Kay Dean, Online Fraud Review Investigator from Fake Review Watch, has been doing great work in highlighting online fake review scams. Check out her YouTube channel :

It’s timely for big players like Google, Yelp, and Facebook to recognize their responsibility and huge data power. Going by the Amazon suing Facebook Group Admins story, probably different companies have already developed data models. Identifying fake reviews is conceptually straightforward, as the next section explains.

Meanwhile, how do you protect yourself from Fake Reviews?
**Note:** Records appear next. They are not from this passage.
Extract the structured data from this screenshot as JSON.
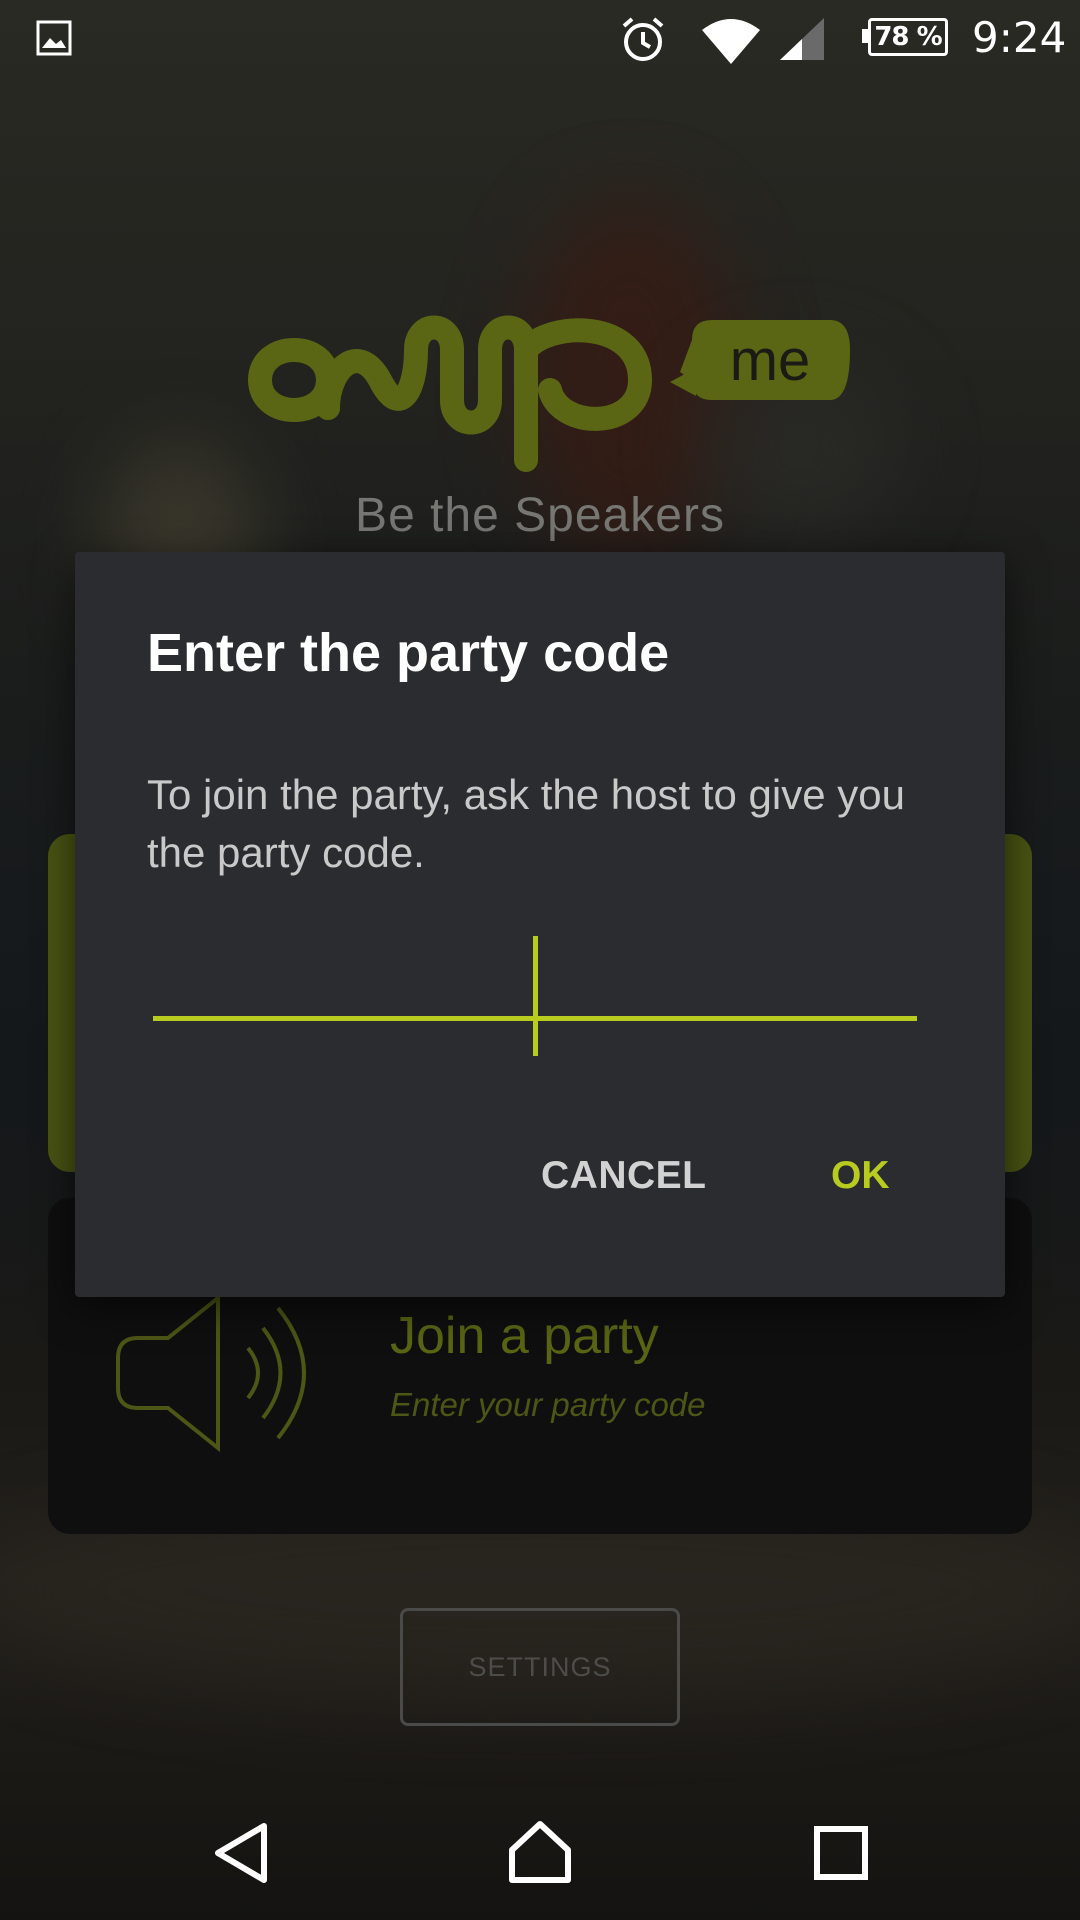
{
  "status_bar": {
    "gallery_icon": "image-icon",
    "alarm_icon": "alarm-icon",
    "wifi_icon": "wifi-icon",
    "signal_icon": "cell-signal-icon",
    "battery_label": "78 %",
    "battery_level": 0.78,
    "time": "9:24"
  },
  "logo": {
    "wordmark": "amp",
    "badge": "me",
    "color": "#5a6614"
  },
  "tagline": "Be the Speakers",
  "join_card": {
    "title": "Join a party",
    "subtitle": "Enter your party code"
  },
  "settings_button": "SETTINGS",
  "dialog": {
    "title": "Enter the party code",
    "message": "To join the party, ask the host to give you the party code.",
    "input_value": "",
    "cancel_label": "CANCEL",
    "ok_label": "OK",
    "accent_color": "#b8cc20"
  },
  "nav_bar": {
    "back_icon": "back-triangle-icon",
    "home_icon": "home-icon",
    "recents_icon": "recents-square-icon"
  }
}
Till reviews become more honest, here are some things to watch for:

  • Ask yourself how many reviews, as a customer, did you post in the last six months?
  • How many were five stars?
  • Now, look at the product reviews – all 5 star is dubious.
  • Look whether the five stars are concentrated over a certain period. If yes, those are probably paid for fake reviews.
  • Look at the 1-star or 2-star reviews. If there are none- it’s too good to be true.
  • Look at the photos of the reviewers – if they are all good-looking – they are stock photos, as Fake Review Watch explains.
  • Read the text comments around 4-5 stars and 1-3 stars, generic comments don’t mean much as many fake reviewers have never really used the product.
  • Buyer Beware: pay by credit card and check the return policy.